Pongámonos a pasear por el zócalo y alrededores; un bullicio de gente, restaurantes, tiendas, vendedores ambulantes, escolares, etcétera, se agolpan entre estas céntricas calles donde se aprecia perfectamente la vida de la ciudad. En Puebla se halla la mayor concentración de alemanes del país, debido a que aquí están las instalaciones de la fábrica Volkswagen, la mayor empresa de la ciudad.

Arquitectura
Lo más difícil, en cualquier relato sobre un destino, es tener capacidad de resumen y síntesis. Por muchas habilidades que se tengan, es complicado extractar en pocas palabras las maravillas de Puebla. Aunque mencionara su Catedral (mezcla de estilos renacentista y barroco), el Palacio Municipal (en pleno zócalo), el Mercado de El Parían, el barrio del artista (donde se exponen y compran obras de diferentes autores), la calle de los dulces, la casa de los muñecos (cuya fachada de color rojo está adornada con figuras de danzantes), la biblioteca Palafoxiana (con más de 50.000 volúmenes), sus museos, los fuertes de Loreto y Guadalupe (donde un 5 de mayo de 1862 se libró una de las más importantes batallas en la historia de México), me quedarían muchas cosas por relatar.

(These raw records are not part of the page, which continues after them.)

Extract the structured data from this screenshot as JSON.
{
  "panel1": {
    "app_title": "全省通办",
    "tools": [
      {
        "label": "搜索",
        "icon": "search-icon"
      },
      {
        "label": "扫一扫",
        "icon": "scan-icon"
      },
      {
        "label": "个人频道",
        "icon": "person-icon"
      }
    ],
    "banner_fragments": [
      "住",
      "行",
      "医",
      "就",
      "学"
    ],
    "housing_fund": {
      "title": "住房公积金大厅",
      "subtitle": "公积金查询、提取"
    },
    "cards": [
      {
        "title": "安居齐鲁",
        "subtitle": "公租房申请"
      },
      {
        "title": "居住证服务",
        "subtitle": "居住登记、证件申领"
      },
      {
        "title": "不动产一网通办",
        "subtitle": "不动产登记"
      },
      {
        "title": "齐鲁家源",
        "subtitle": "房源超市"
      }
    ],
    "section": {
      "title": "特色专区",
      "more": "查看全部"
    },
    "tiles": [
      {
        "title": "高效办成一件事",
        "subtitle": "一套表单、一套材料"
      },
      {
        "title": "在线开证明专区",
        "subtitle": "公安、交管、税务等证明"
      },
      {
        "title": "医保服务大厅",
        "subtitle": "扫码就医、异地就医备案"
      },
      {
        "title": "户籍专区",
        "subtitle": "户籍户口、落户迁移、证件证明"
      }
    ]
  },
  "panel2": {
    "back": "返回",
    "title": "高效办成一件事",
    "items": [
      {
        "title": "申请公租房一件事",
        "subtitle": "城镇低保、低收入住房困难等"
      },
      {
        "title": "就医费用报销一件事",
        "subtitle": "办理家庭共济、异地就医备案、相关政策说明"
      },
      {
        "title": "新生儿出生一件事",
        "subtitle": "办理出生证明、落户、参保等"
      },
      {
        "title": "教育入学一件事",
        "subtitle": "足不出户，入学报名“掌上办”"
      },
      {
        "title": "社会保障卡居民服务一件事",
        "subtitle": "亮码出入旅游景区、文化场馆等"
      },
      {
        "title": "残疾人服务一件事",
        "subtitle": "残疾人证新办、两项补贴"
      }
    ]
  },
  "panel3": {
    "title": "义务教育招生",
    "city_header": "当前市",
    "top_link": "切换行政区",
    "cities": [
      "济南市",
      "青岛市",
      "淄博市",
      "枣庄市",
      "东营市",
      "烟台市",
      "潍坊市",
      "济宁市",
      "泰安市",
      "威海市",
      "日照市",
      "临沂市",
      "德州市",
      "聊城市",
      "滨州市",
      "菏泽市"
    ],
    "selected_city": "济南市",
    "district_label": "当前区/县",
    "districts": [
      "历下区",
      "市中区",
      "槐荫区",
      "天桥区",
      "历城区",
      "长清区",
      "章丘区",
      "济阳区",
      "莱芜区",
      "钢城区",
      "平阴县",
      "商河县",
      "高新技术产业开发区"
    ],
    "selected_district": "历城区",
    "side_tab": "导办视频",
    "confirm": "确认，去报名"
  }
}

Sin embargo, conocedor de la magnificencia de los palacios, iglesias, casas y calles, en mi recuerdo quedará por mucho tiempo la imagen del interior de la capilla del Rosario en la iglesia de Santo Domingo. No hay palabras para describir lo que ante nuestros ojos se presenta. No pase por la ciudad de Puebla sin haber estado en esta capilla.

Se deleitarán probando el mole poblano o tomando una cerveza en cualquier terraza del zócalo; si prefieren, se quedarán atónitos si entran a la catedral (la segunda en tamaño del país) y aprecien esa peculiar mixtura que es Puebla, una urbe estratégicamente situada y a solo una hora de México D.F.

Me viene como curiosidad a la memoria en estos momentos la estampa de unos niños comiendo unos camotes (dulce típico poblano) en la Central, una de las pastelerías más famosas de la ciudad donde seguramente entrará para degustar alguna de estas delicias.

Los poblanos repiten mucho “Qué chula es Puebla”, una expresión que se corea orgullosa y con razón, por sus habitantes. Atrévase a conocerla y descubrirá cuánta verdad hay en esta frase.